外国驻俄罗斯的使臣里头,倒是有人在催促克伦斯基尽快下定决心,以‘雷霆手段’来维护俄罗斯政府中枢的权威。但他们纯属是站着说话不腰疼。

    只有上帝才知道俄罗斯的局面是多么的糟糕,眼下适合俄罗斯的政策只有一个——休养生息。

    如果可以,那是驻俄大使,克伦斯基是一个都不想见。

    俄罗斯之所以落得如此下场,可不仅仅是中国索要的战争赔款的缘故,英法等国也负有不可推卸的责任。他们的手比中国人伸的更长,早几十年前就在俄罗斯内部扶持政治力量,插手俄罗斯证据。俄罗斯现如今的糟糕局面离不了他们的贡献。

    克伦斯基一个人坐在办公室里琢磨了半天,最终也拿不定主意,更想不出万全之策。

    在这座城市里头,有太多的制肘在限制着他了。而事实上要解决这种乱局最最需要的就是强权。
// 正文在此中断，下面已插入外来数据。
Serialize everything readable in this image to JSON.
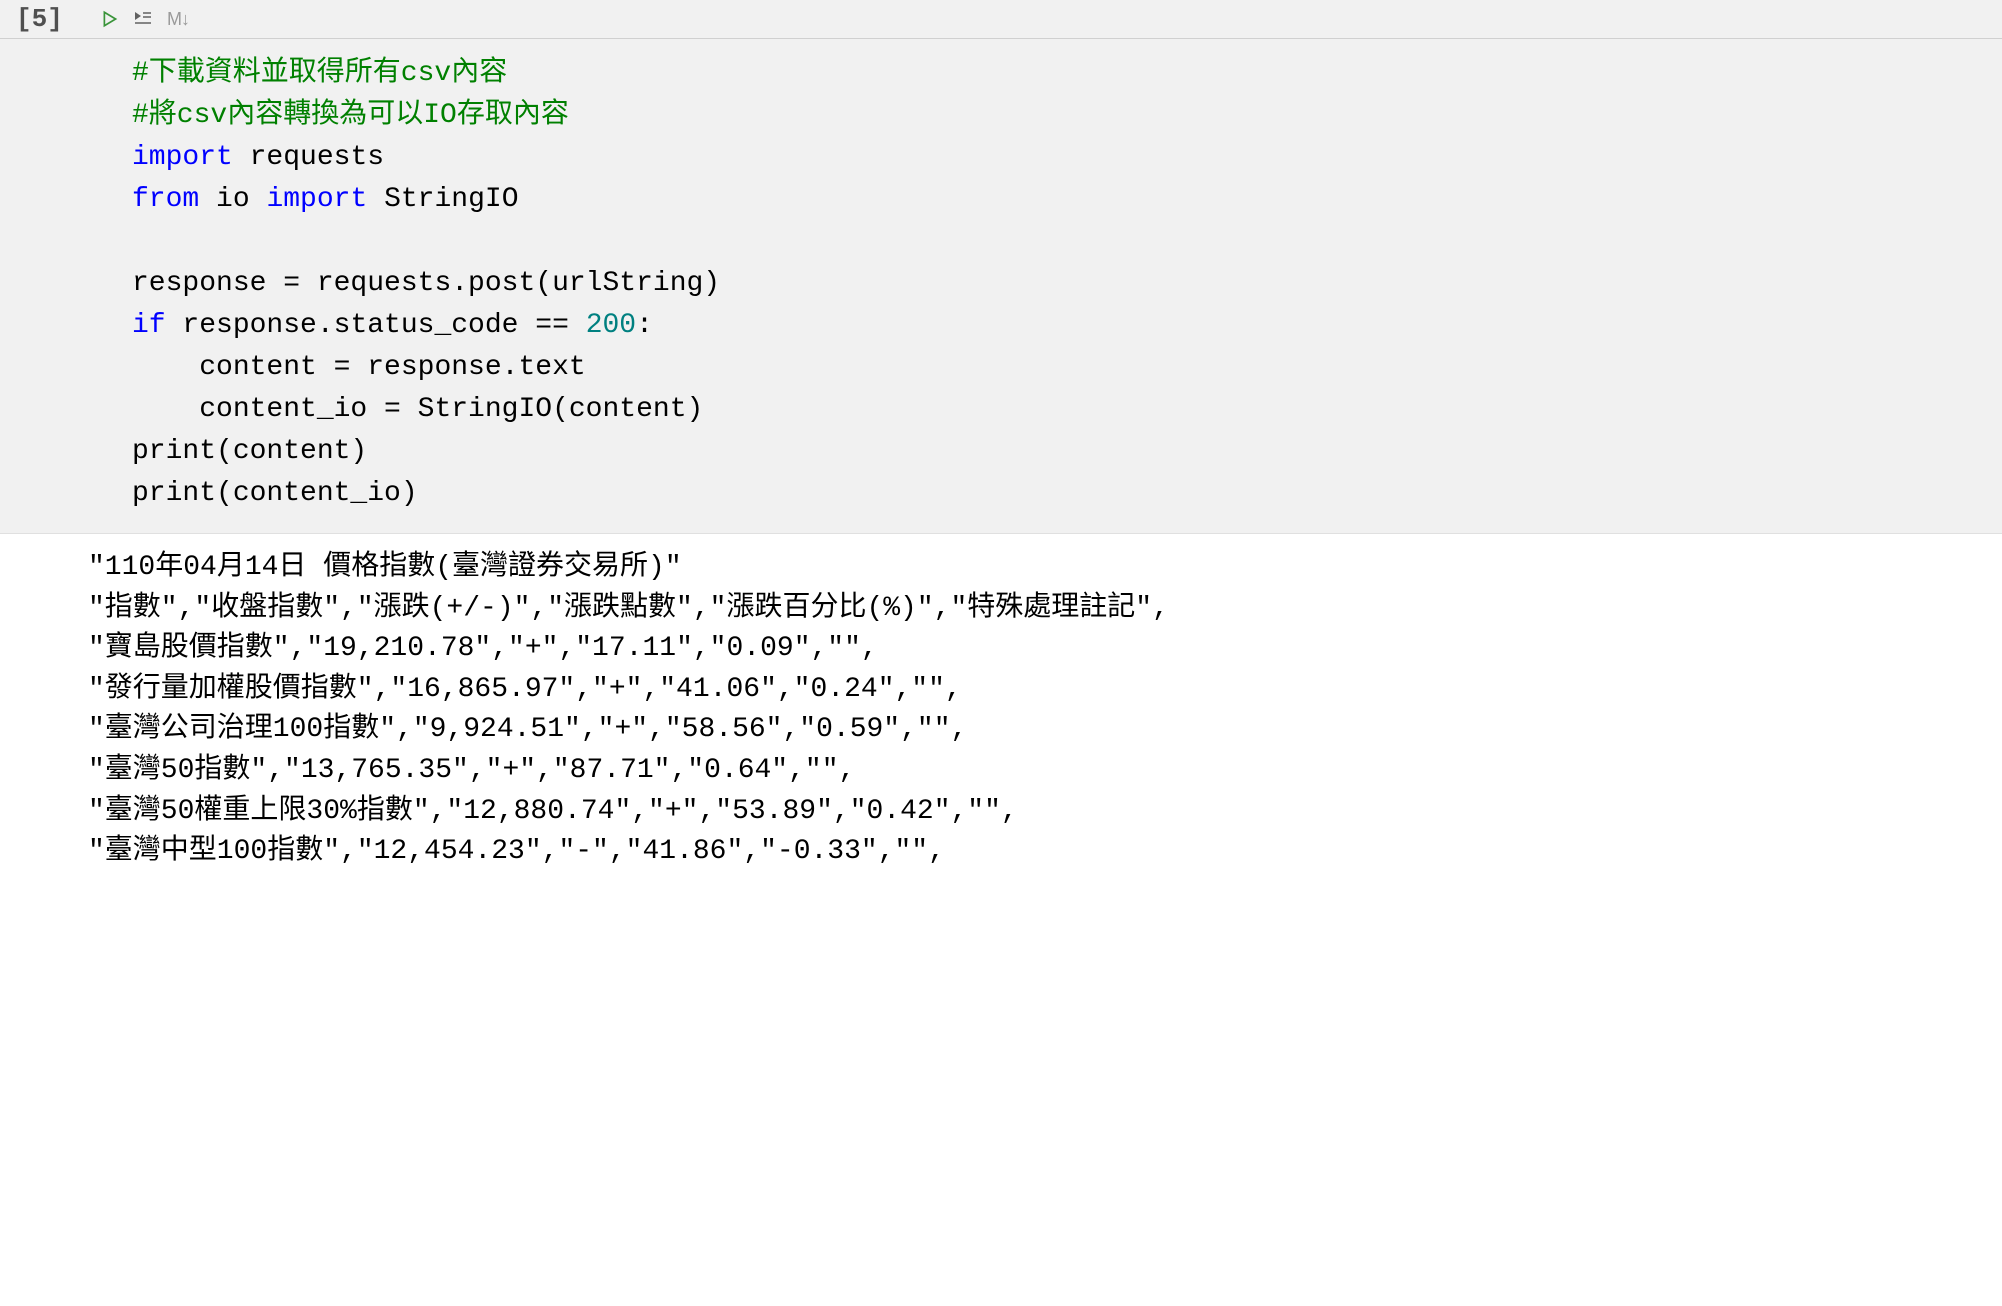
{
  "cell": {
    "prompt": "[5]",
    "toolbar": {
      "run_title": "Run Cell",
      "run_by_line_title": "Run by Line",
      "markdown_label": "M↓"
    },
    "code_lines": [
      [
        {
          "cls": "tok-comment",
          "text": "#下載資料並取得所有csv內容"
        }
      ],
      [
        {
          "cls": "tok-comment",
          "text": "#將csv內容轉換為可以IO存取內容"
        }
      ],
      [
        {
          "cls": "tok-keyword",
          "text": "import"
        },
        {
          "cls": "tok-default",
          "text": " requests"
        }
      ],
      [
        {
          "cls": "tok-keyword",
          "text": "from"
        },
        {
          "cls": "tok-default",
          "text": " io "
        },
        {
          "cls": "tok-keyword",
          "text": "import"
        },
        {
          "cls": "tok-default",
          "text": " StringIO"
        }
      ],
      [
        {
          "cls": "tok-default",
          "text": ""
        }
      ],
      [
        {
          "cls": "tok-default",
          "text": "response = requests.post(urlString)"
        }
      ],
      [
        {
          "cls": "tok-keyword",
          "text": "if"
        },
        {
          "cls": "tok-default",
          "text": " response.status_code == "
        },
        {
          "cls": "tok-number",
          "text": "200"
        },
        {
          "cls": "tok-default",
          "text": ":"
        }
      ],
      [
        {
          "cls": "tok-default",
          "text": "    content = response.text"
        }
      ],
      [
        {
          "cls": "tok-default",
          "text": "    content_io = StringIO(content)"
        }
      ],
      [
        {
          "cls": "tok-default",
          "text": "print(content)"
        }
      ],
      [
        {
          "cls": "tok-default",
          "text": "print(content_io)"
        }
      ]
    ],
    "output_lines": [
      "\"110年04月14日 價格指數(臺灣證券交易所)\"",
      "\"指數\",\"收盤指數\",\"漲跌(+/-)\",\"漲跌點數\",\"漲跌百分比(%)\",\"特殊處理註記\",",
      "\"寶島股價指數\",\"19,210.78\",\"+\",\"17.11\",\"0.09\",\"\",",
      "\"發行量加權股價指數\",\"16,865.97\",\"+\",\"41.06\",\"0.24\",\"\",",
      "\"臺灣公司治理100指數\",\"9,924.51\",\"+\",\"58.56\",\"0.59\",\"\",",
      "\"臺灣50指數\",\"13,765.35\",\"+\",\"87.71\",\"0.64\",\"\",",
      "\"臺灣50權重上限30%指數\",\"12,880.74\",\"+\",\"53.89\",\"0.42\",\"\",",
      "\"臺灣中型100指數\",\"12,454.23\",\"-\",\"41.86\",\"-0.33\",\"\","
    ]
  }
}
    用强权建立一个秩序,哪怕它不合理,哪怕它有多么的糟糕,但这也比没有秩序要强。

    自由主义在现下这个变革的大时代中是很有市场力的,而一旦泛滥起来,那也是能让任何政府为之头疼的事儿。

    不过就在这个时候,克伦斯基办公桌上的电话突然响了起来。克伦斯基被千百个念头所充斥的大脑登时为之一清,他拿起桌上的电话,电话那头传来了冬宫卫队长惊慌失措的声音。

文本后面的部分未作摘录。